Um die komplexeren VDE-Vorgaben umzusetzen, setzen Branchenakteure verstärkt auf digitale Werkzeuge. Sie erlauben Antragstellern, freie Netzkapazitäten eigenständig zu prüfen und Anschlusskosten abzuschätzen. Das reduziert den Personalaufwand bei Netzbetreibern durch automatisierte Bewertungen.

Gleichzeitig entstehen neue Bildungsangebote. Auf der Intersolar 2026 wurden Lernplattformen vorgestellt, die Schutz- und Regelungskonzepte sowie die Integration von Speichern behandeln. In der Praxis kommen zertifizierte Komponenten wie EZA-Regler zum Einsatz, die teils in Kooperation zwischen Elektronikspezialisten und Softwareentwicklern für Wind- und Solarparks bereitgestellt werden.

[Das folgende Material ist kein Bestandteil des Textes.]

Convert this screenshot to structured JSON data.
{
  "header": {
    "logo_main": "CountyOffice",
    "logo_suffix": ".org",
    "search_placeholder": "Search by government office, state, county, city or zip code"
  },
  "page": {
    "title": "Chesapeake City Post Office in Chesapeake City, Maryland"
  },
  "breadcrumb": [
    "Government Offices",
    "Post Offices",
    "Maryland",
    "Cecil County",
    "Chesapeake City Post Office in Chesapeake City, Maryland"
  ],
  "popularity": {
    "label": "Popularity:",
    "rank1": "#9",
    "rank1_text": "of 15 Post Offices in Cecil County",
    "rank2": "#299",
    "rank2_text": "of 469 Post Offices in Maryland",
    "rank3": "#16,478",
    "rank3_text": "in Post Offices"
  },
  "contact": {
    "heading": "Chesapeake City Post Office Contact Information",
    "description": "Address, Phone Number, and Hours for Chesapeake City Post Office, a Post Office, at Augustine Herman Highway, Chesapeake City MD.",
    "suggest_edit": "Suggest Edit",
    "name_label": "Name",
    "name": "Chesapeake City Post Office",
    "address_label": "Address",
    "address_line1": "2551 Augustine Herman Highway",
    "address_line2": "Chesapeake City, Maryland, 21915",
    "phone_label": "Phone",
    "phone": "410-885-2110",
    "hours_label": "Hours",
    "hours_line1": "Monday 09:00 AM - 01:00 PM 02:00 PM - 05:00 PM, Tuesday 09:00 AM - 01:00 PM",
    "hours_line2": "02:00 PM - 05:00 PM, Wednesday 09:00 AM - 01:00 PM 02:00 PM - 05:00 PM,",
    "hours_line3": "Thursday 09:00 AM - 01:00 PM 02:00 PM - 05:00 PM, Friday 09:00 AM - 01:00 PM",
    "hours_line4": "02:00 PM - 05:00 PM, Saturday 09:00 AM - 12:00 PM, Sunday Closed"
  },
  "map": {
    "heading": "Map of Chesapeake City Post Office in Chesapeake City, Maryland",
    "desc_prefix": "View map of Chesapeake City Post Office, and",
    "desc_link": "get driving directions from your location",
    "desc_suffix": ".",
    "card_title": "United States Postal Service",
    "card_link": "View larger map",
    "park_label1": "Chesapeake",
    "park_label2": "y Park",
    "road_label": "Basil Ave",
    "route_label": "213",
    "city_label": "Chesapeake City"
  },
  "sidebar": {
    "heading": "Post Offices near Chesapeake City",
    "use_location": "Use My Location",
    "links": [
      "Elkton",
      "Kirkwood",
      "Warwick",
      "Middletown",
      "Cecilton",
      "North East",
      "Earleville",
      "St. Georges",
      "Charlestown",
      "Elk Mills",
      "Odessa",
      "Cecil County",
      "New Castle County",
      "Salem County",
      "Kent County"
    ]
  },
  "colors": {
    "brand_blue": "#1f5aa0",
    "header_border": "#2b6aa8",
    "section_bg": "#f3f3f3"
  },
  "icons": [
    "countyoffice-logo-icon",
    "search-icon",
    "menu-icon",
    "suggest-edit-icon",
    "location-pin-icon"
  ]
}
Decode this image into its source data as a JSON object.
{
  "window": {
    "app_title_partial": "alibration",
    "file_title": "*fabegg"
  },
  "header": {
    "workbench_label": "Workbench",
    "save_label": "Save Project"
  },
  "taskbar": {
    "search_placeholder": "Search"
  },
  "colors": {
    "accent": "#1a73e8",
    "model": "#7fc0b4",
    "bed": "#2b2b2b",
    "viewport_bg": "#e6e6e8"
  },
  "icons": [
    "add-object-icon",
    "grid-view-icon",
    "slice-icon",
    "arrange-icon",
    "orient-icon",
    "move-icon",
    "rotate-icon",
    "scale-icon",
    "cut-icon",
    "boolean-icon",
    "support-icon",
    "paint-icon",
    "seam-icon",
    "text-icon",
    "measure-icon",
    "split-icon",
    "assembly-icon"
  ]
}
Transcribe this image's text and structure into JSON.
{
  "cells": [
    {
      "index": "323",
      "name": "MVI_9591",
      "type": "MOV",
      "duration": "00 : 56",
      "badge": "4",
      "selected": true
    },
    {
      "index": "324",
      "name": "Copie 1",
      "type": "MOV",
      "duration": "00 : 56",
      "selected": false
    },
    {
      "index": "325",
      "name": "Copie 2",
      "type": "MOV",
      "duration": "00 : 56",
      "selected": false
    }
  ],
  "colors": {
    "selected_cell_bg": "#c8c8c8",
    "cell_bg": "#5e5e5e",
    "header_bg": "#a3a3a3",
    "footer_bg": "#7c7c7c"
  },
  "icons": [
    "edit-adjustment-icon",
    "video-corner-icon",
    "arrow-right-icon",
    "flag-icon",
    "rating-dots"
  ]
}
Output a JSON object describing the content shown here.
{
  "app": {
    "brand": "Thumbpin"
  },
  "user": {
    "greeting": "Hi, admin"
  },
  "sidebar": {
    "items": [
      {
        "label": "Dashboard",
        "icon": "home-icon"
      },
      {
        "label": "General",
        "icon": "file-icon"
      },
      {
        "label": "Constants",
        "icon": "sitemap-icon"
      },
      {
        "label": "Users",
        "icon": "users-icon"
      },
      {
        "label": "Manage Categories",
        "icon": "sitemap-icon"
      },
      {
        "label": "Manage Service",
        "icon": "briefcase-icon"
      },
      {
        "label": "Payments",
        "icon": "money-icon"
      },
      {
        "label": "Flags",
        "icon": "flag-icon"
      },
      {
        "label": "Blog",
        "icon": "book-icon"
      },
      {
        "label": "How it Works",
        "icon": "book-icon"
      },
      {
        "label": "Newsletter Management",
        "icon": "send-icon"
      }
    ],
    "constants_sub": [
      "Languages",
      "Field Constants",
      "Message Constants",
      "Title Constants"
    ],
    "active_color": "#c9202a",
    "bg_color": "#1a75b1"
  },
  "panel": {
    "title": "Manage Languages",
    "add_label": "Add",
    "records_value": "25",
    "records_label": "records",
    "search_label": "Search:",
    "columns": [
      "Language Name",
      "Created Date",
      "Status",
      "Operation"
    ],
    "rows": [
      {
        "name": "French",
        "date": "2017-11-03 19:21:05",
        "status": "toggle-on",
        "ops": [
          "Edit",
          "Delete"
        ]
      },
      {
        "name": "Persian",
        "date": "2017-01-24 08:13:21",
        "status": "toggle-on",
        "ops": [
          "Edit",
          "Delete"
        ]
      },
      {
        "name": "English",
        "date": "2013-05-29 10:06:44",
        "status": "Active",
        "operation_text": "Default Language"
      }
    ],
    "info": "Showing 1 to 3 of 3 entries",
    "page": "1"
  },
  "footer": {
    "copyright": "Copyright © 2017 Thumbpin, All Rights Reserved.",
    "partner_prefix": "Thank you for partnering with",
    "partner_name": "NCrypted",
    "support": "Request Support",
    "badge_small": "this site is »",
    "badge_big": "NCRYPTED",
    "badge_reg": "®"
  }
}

Trotz aller Fortschritte bleibt die Hardware-Verfügbarkeit ein Problem. Für Leistungstransformatoren in der Hochspannung liegen die Lieferzeiten weiterhin bei 18 bis 36 Monaten. Branchenexperten rechnen damit, dass dieser Engpass den Netzausbau noch über Jahre bremsen wird – auch wenn Hersteller Kapazitätserweiterungen angekündigt haben.